“Sempre existirão êxodos, fluxos e descobertas, pois somos organismos vivos em constante movimento; sujeitos inconformados seremos sempre uns loucos, se formos meditativos, uns insensatos, e se formos aventureiros, pior ainda; a errância e o extravio castigam quem ousa investigar o desconhecido, culminando muitas vezes na desgraça, no abandono ou, no extremo oposto, no retorno glorioso do reprimido; e quando isso ocorre, esse experimentador bíblico viverá glórias ou virará lenda com sua pesada mochila de mapas, bússolas e provisões, seus pensamentos insatisfeitos e sua nostalgia de mundos maravilhosos; o sentido de aventura nos levará ao fundo e nos trará de volta com suas conclusões para melhorar o que existe e idealizar novos critérios ordenadores do convívio humano; sem andarilhos, a mesmice; sem aventureiros, a inércia; sem filósofos, a limitação; a lógica itinerante do pensamento nos empurra mar afora, ao encontro de nós mesmos, ao encontro desse extravio do qual jamais sairemos vivos. Quando enfim ficamos sós, depois de algum dia tomado por telefonemas, mensagens, obrigações, e, mesmo, cumprimentos para festejar ocorrências que nos concernem, tendemos a nos trancar em nossos mundinhos, nossos quartos, ou nos metemos a perambular pelas ruas, esperando que a noite permaneça calma e que o céu não descarregue suas águas sobre a terra – não naquele instante em que, vendo as estrelas e a lua, paramos, acautelados, para pensar na vida, para olhar as madeiras e galhos, para imaginar um círculo de pedras onde resolvêssemos acender uma fogueira: um pouco de álcool, uma caixa de fósforos e não tardou a que o jardim se iluminasse com a dança de labaredas que passaram a nos extasiar, aquecendo nossos condutos e instintos; até o momento de nos sentirmos os mesmos homens dos tempos imemoriais das cavernas, sentados diante do fogo, cumprindo o impulso atávico de esticar os braços para esquentar as palmas das mãos; e assim ficaríamos por muito tempo, acalentando memórias, destilando pensamentos, reflexões que fervilham juntas na combustão do lento e complexo processo que é o existir, respirar, fazer parte deste mistério planetário absoluto que ninguém ainda decifrou.

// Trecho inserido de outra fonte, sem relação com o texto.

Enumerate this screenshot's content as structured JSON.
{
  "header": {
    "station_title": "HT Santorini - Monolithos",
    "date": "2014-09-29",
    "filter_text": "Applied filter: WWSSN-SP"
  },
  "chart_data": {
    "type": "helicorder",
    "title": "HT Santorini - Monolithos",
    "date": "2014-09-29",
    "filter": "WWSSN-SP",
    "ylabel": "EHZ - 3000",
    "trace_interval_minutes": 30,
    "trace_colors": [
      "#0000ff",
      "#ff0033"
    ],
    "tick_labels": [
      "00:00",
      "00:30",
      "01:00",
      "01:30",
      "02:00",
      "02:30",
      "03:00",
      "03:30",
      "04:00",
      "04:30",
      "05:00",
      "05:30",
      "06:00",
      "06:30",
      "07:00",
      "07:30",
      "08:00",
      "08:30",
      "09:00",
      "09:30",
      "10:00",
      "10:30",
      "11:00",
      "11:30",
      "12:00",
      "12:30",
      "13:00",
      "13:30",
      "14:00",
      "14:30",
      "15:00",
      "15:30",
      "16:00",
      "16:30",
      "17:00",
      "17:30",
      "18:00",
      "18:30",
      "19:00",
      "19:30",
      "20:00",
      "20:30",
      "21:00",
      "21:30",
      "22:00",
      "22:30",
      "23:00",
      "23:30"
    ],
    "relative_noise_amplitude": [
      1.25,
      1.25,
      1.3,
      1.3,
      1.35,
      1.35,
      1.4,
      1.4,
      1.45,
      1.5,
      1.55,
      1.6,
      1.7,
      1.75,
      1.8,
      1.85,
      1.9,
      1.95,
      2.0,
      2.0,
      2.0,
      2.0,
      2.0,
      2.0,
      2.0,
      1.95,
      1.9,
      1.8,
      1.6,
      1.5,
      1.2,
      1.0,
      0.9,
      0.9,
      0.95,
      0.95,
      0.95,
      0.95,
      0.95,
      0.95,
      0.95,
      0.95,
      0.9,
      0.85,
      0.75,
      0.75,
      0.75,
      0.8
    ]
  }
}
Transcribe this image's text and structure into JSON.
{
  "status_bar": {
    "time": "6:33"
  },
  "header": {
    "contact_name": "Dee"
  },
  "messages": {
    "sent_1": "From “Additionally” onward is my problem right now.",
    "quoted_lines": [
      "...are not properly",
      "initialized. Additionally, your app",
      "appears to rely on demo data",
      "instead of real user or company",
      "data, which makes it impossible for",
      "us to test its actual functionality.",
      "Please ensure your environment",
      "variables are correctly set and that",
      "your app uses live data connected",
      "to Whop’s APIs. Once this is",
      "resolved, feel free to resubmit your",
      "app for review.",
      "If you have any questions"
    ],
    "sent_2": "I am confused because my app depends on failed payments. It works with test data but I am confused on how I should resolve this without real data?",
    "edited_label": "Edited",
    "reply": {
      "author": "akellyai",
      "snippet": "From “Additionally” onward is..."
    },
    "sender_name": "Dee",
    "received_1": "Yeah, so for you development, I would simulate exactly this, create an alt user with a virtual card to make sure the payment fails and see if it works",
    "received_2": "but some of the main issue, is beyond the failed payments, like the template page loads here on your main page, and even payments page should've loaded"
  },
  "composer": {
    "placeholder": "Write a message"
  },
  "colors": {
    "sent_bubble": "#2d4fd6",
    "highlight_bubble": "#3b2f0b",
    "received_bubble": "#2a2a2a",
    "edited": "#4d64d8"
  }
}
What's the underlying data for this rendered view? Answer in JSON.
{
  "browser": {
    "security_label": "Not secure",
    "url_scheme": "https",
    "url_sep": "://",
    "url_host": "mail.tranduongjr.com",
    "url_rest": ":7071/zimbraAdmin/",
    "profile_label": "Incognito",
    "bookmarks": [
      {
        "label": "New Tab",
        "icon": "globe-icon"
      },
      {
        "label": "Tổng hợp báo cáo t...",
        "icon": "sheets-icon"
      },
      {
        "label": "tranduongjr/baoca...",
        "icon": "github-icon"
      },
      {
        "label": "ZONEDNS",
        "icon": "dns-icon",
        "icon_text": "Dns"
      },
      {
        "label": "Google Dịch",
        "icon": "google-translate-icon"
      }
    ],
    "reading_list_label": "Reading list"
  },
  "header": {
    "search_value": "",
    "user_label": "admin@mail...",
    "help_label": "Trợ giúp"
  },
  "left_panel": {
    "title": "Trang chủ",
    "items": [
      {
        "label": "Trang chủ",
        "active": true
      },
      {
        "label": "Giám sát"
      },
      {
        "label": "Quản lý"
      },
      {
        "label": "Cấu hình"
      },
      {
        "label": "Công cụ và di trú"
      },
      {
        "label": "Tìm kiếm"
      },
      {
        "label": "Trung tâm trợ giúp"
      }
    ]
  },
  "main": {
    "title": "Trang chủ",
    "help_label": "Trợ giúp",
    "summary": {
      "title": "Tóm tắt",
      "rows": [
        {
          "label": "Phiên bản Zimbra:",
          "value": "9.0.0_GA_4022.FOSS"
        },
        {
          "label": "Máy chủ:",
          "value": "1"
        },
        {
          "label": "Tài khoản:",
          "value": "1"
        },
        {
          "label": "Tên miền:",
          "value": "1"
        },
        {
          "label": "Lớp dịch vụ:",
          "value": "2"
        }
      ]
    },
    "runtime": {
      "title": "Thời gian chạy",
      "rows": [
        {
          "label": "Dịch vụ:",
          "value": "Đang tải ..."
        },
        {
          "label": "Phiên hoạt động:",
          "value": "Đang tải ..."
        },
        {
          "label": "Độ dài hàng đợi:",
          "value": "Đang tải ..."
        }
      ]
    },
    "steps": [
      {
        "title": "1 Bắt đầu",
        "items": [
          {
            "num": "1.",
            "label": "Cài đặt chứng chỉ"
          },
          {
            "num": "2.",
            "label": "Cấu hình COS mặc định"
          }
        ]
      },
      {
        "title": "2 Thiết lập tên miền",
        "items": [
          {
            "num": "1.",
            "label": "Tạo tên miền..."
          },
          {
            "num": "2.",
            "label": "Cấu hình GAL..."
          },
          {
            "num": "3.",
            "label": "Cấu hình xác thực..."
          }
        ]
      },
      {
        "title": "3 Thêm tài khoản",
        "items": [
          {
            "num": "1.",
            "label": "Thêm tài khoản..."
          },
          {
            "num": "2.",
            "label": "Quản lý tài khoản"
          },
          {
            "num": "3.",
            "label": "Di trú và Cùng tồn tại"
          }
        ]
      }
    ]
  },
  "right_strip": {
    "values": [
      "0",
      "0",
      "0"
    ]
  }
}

Belas as labaredas, aflorando da consumação do lenho e preenchendo nossos vazios com suas ardorosas chamas, tão furtivas quanto inquietas, a mostrar-nos um espetáculo que se entrechocava com a paz reinante na madrugada que nos abrigava.
Hora de dormir? Todavia, hesitamos…”
– Trecho de “Nós” (Fragmentos filosóficos de tempos incertos), do escritor Raul de Taunay.